人々はあれこれの活動時間をそろえることがよくある.たいていの人の勤務時間は朝9時から午後5時までで,午後10時から朝6時までではない.ひとつには,9時5時が日中だからという理由もあるけれど,それだけでなく,他のみんなもこの時間帯にはたらいているからという理由もある.じぶんと同僚が同じ時間にオフィスにいる方が,共同作業しやすい.さらに言えば,他の人たちもオフィスにいた方がはたらいていてたのしい.
(…)もっと一般的に言えば,多くの経済活動が同じ時間にかたまる(クラスタをなす)のは,他の人たちと調整して経済行動を合わせるのが割に合うからだ.すると,他の人たちが投資したり生産したり売ったりしてるのと同じ時間に,じぶんも投資したり生産したり売ったりしたがるようになる.ようするに,経済活動がちょうど空間でクラスタをなすのと同じように,時間でもクラスタをなす傾向をもつわけだ.(空間における経済活動のクラスタをなんて呼ぶ? 都市だ.)
労働時間を調整して合わせたいという欲求はショックを増幅する.そのため,景気循環に寄与しうる(そこで,ぼくらが書いた『経済学原理』教科書では伝送・増幅メカニズムの1つとして時間のかたまりを論じている.上記の引用はこの教科書の一節だ.)
人々は,「同じ時間にパーティをやりたがるし,他の人たちといっしょに映画やコンサートを鑑賞したがる」ので,はたらく時間だけでなく余暇でも調整して合わせたいという欲求がある.この余暇の調整が,ヤングとリムによる卓抜な論文の主題だ.論文のタイトルは「ネットワーク財としての時間:失業と標準労働時間からの証拠」で,Sociological Science に掲載されている (PDF).
アブストラクトから引用しよう:
本稿では,100万人以上の回答者による2つの独立したデータセットを参照し,次の点を示す.すなわち,勤労者でも失業者でも,週末に情動的な幸福 [well-being] が顕著に類似した上昇を示し,平日がはじまるとともにこれが同じように低下する.失業者も,週末を楽しみに待つ点は勤労者とよく似ている.その理由の大半は,勤労者でも失業者でも社交時間は週末に急激に増加することにある.週末の幸福 [well-being] は休暇そのものによるのではない.これは,社会で広く共通して自由時間が週末に当てられていることから派生して集合的にうみだされた社交財〔social good; 「社会善」〕である.他の人々が仕事に行っている平日に,失業者がはたらかない時間から得る便益は比較的に小さい.

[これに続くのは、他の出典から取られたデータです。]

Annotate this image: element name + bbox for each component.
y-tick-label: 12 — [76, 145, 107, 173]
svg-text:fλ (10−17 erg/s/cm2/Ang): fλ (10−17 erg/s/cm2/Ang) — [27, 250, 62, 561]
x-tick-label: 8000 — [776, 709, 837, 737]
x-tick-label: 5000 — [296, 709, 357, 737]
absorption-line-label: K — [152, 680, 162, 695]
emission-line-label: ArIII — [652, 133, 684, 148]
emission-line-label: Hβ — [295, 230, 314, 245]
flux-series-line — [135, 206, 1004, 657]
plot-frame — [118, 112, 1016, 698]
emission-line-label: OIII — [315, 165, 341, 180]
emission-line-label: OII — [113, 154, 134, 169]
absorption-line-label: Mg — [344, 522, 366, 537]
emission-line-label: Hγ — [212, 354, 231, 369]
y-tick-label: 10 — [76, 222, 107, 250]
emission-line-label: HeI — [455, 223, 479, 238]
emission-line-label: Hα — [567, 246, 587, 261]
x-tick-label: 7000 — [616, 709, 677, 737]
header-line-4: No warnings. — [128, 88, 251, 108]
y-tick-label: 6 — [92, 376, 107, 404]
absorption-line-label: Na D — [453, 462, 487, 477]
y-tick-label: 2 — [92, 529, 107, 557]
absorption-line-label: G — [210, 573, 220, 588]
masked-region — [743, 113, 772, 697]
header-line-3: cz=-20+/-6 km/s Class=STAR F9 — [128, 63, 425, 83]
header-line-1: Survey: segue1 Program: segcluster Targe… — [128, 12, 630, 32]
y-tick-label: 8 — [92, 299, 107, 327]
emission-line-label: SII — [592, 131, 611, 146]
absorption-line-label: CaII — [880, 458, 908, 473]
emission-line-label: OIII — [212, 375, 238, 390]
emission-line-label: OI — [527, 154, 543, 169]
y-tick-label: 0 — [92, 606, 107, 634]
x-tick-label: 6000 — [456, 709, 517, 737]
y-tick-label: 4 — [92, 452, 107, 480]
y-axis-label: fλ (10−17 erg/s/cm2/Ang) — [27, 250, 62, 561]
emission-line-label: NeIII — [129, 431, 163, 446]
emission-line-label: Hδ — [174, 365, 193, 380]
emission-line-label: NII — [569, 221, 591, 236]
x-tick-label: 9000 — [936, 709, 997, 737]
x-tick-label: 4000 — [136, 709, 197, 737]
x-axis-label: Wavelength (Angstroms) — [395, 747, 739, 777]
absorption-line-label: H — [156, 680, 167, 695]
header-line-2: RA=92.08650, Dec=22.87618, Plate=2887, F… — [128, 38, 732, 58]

同論文から引用した図2をみれば,基本的なストーリーはわかる.失業者と比べて勤労者の方がプラスの情動をより多く報告し(上図),マイナスの情動をより少なく報告しているが(下図),勤労者も失業者も週末の方がより幸福でストレスが小さい.
このように,自由時間そのものよりも調整した余暇の方に値打ちがあるわけだ.
調整の便益は,もっと長い時間の尺度でもあらわれる.今週,ジョージメイソン大学は春休みで,妻もぼくもいくらか自由時間がある.とはいえ,ざんねんながら,ジョージメイソン大学の春休みはフェアファックス郡立学校の春休みと調整されてはいないので,家族旅行のい計画は立てられないんだけどね.2週間後には,事情は逆転する.やれやれ.
ジョージメイソン大学が従業員たちの多くにとって春休みの値打ちを高めるには,フェアファックス郡立学校と調整すればいい――無料で教職員の給与を高める方法だ.どっかの天使さまがこれを可能にしてくれさえすればいいんだけど.

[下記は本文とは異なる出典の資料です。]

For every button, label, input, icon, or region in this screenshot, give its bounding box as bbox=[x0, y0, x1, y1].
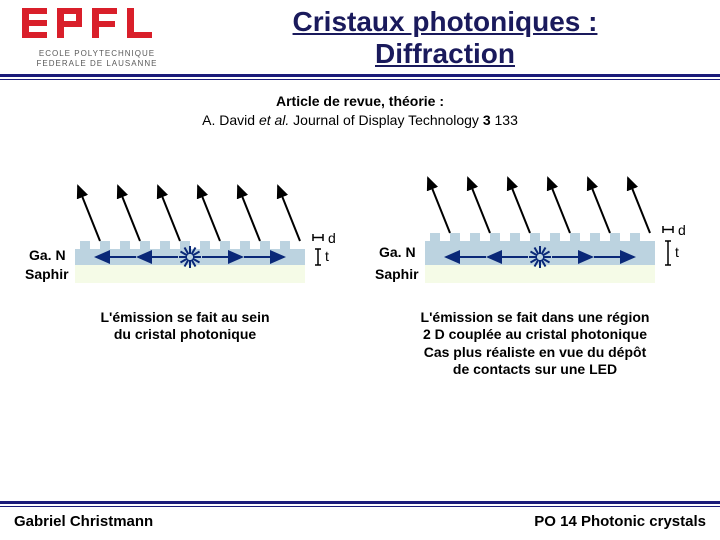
diagram-right: d t Ga. N Saphir bbox=[375, 159, 695, 299]
d-label-right: d bbox=[678, 222, 686, 238]
diagram-left: d t Ga. N Saphir bbox=[25, 159, 345, 299]
logo-subline: ECOLE POLYTECHNIQUEFEDERALE DE LAUSANNE bbox=[12, 49, 182, 68]
figure-right: d t Ga. N Saphir L'émission se fait dans… bbox=[365, 159, 705, 379]
gan-label-right: Ga. N bbox=[379, 244, 416, 260]
figure-left: d t Ga. N Saphir L'émission se fait au s… bbox=[15, 159, 355, 379]
footer-left: Gabriel Christmann bbox=[14, 513, 153, 530]
gan-label-left: Ga. N bbox=[29, 247, 66, 263]
caption-left: L'émission se fait au seindu cristal pho… bbox=[15, 309, 355, 344]
title-block: Cristaux photoniques :Diffraction bbox=[182, 6, 708, 70]
footer: Gabriel Christmann PO 14 Photonic crysta… bbox=[0, 501, 720, 540]
article-author: A. David bbox=[202, 112, 259, 128]
header: ECOLE POLYTECHNIQUEFEDERALE DE LAUSANNE … bbox=[0, 0, 720, 72]
saphir-label-right: Saphir bbox=[375, 266, 419, 282]
article-line1: Article de revue, théorie : bbox=[276, 93, 444, 109]
article-ref: Article de revue, théorie : A. David et … bbox=[0, 92, 720, 128]
top-rule bbox=[0, 74, 720, 80]
saphir-label-left: Saphir bbox=[25, 266, 69, 282]
footer-right: PO 14 Photonic crystals bbox=[534, 513, 706, 530]
t-label-left: t bbox=[325, 248, 329, 264]
epfl-logo bbox=[22, 8, 172, 38]
article-etal: et al. bbox=[259, 112, 289, 128]
article-journal: Journal of Display Technology bbox=[289, 112, 483, 128]
logo-block: ECOLE POLYTECHNIQUEFEDERALE DE LAUSANNE bbox=[12, 8, 182, 68]
t-label-right: t bbox=[675, 244, 679, 260]
figures: d t Ga. N Saphir L'émission se fait au s… bbox=[0, 129, 720, 389]
d-label-left: d bbox=[328, 230, 336, 246]
caption-right: L'émission se fait dans une région2 D co… bbox=[365, 309, 705, 379]
page-title: Cristaux photoniques :Diffraction bbox=[182, 6, 708, 70]
article-page: 133 bbox=[491, 112, 518, 128]
article-volume: 3 bbox=[483, 112, 491, 128]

調整した余暇の便益を考えてみると,国民の休日が1日ある場合と,いわゆるフレックスタイムで誰もが1日休めるけれどその日付はバラバラになるかもしれない場合では国民の休日の方に値打ちがあるだろうとわかる.8月にみんなそろって休んでしまうフランス並みにしようとまでは言わないけれど,アメリカでは冬場にたくさん休日があって夏場には1日しか休日がないのはおかしい.ここはぜひとも調整して夏に国民の休日をつくりたいところだ.夏に3連休があれば,きっとみんなの幸福が高まる.